Rule 01
Any-AI portability
Every prompt is written to work in any capable model — Claude, ChatGPT, Gemini and others — not tuned to one.
Rule 02
Level calibration
Beginner, GCSE, A-Level or Degree: the prompt genuinely changes depth, not just vocabulary.
Rule 03
No invented sources
Reading lists and references name real works, or say when unsure. No fabricated titles, quotes or dates.
Rule 04
Steelmanned debates
Contested questions get both sides at full strength — you cannot tell which the AI favours.
Rule 05
Honest examination
Exam prompts mirror real board formats and mark honestly, while admitting they are an approximation.
Rule 06
Labelled reconstructions
Any invented practice source, passage or dataset is clearly flagged as written for practice, never passed off as real.
Rule 07
Copyright respect
Prompts point you to works and quote sparingly; they don't reproduce whole copyrighted texts.
Rule 08
Runnable code
Where code appears, it is meant to actually run, not just look plausible.
Rule 09
Dated knowledge
On fast-moving topics the prompts ask the AI to search where it can, and to flag its training cutoff where it can't.
Rule 10
The Socratic spine
The goal is always your own defensible understanding — never dependence on the machine.
Rule 11
Calibrated confidence
The AI is asked to separate what is settled from what is contested or speculative, and to say which is which.
Rule 12
Models with small print
Where a subject leans on models or assumptions, the prompt asks for the assumptions too.
Rule 13
Professional boundaries
Fields like medicine, law and finance are taught as subjects — the prompts never pose as your doctor, lawyer or adviser.
Rule 14
Honest senses
For visual and audio subjects, the prompt sends you to the real work rather than pretending to reproduce it.
Rule 15
Safe practice
Sciences and technologies are taught without operational uplift toward weapons, pathogens or serious harm.
Rule 16
Competence boundary
Professional nodes prepare and inform; they don't substitute for a qualified, accountable professional in a live case.
Rule 17
Frontier honesty & the dual-use gate
Emerging tech is tagged for real maturity, navigated between hype and doom, and — where dual-use — taught as science, ethics and governance only.

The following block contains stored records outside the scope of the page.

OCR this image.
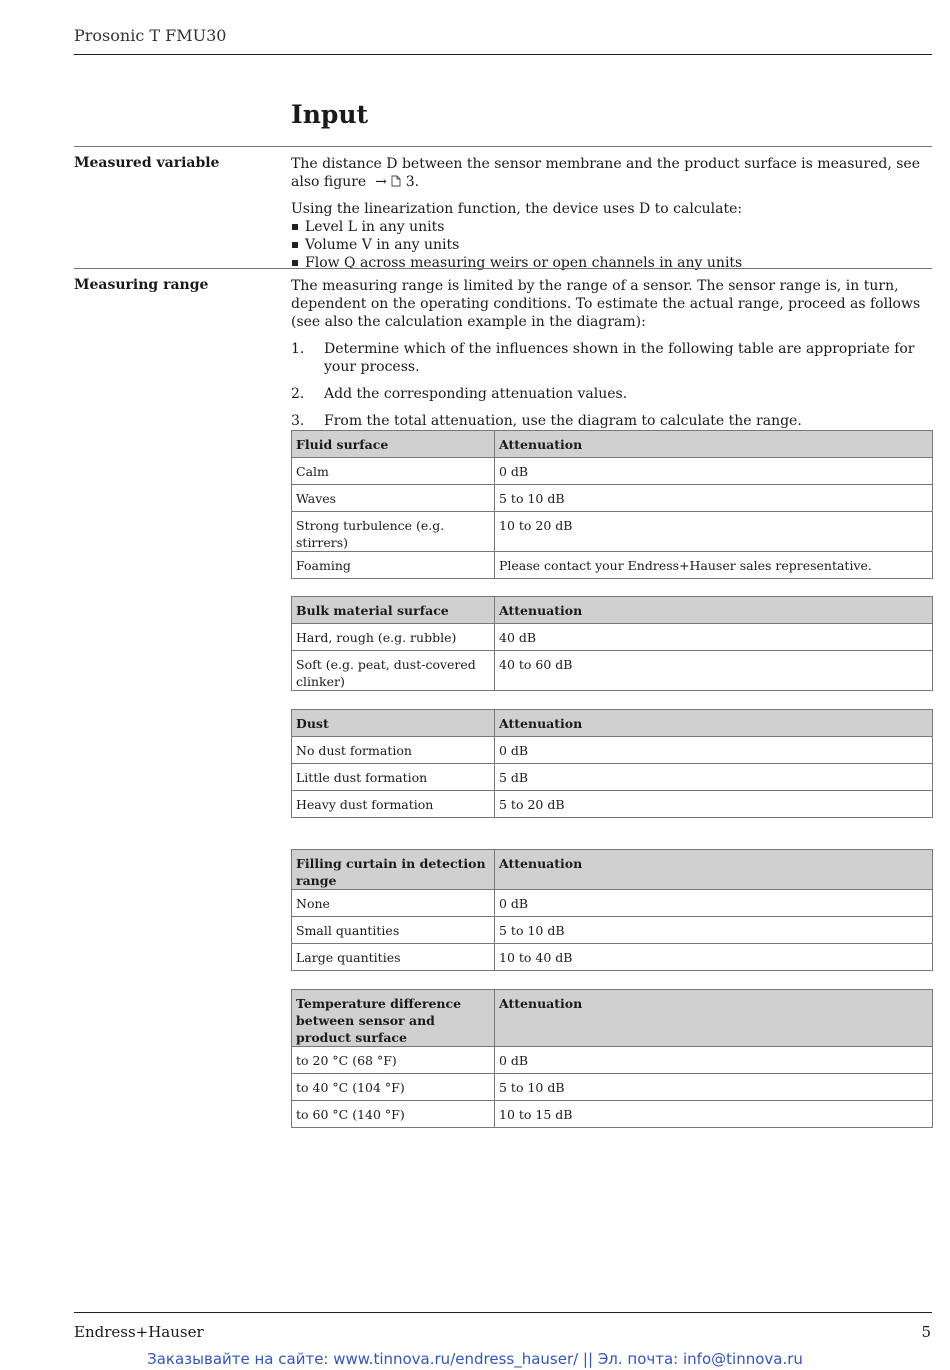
Prosonic T FMU30
Input
Measured variable	The distance D between the sensor membrane and the product surface is measured, see also figure  →  3.

Using the linearization function, the device uses D to calculate:

Level L in any units
Volume V in any units
Flow Q across measuring weirs or open channels in any units
Measuring range	The measuring range is limited by the range of a sensor. The sensor range is, in turn, dependent on the operating conditions. To estimate the actual range, proceed as follows (see also the calculation example in the diagram):

1.	Determine which of the influences shown in the following table are appropriate for your process.
2.	Add the corresponding attenuation values.
3.	From the total attenuation, use the diagram to calculate the range.
Fluid surface	Attenuation
Calm	0 dB
Waves	5 to 10 dB
Strong turbulence (e.g. stirrers)	10 to 20 dB
Foaming	Please contact your Endress+Hauser sales representative.
Bulk material surface	Attenuation
Hard, rough (e.g. rubble)	40 dB
Soft (e.g. peat, dust-covered clinker)	40 to 60 dB
Dust	Attenuation
No dust formation	0 dB
Little dust formation	5 dB
Heavy dust formation	5 to 20 dB
Filling curtain in detection range	Attenuation
None	0 dB
Small quantities	5 to 10 dB
Large quantities	10 to 40 dB
Temperature difference between sensor and product surface	Attenuation
to 20 °C (68 °F)	0 dB
to 40 °C (104 °F)	5 to 10 dB
to 60 °C (140 °F)	10 to 15 dB
Endress+Hauser	5
Заказывайте на сайте: www.tinnova.ru/endress_hauser/ || Эл. почта: info@tinnova.ru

The risk with AI learning isn't that the model knows too little — it's that it sounds equally confident whether it's right or wrong, invents a citation as readily as it recalls one, and will happily do your thinking for you. The Charter exists to push against exactly those failure modes, so that a prompt works as well for a stranger on their own as it does in a demo.
It isn't fixed. Each rule was added when a real subject demanded it — the no-invented-sources rule from the humanities, safe-practice from the sciences, the dual-use gate from the tech horizons. As the library grows, so will the Charter.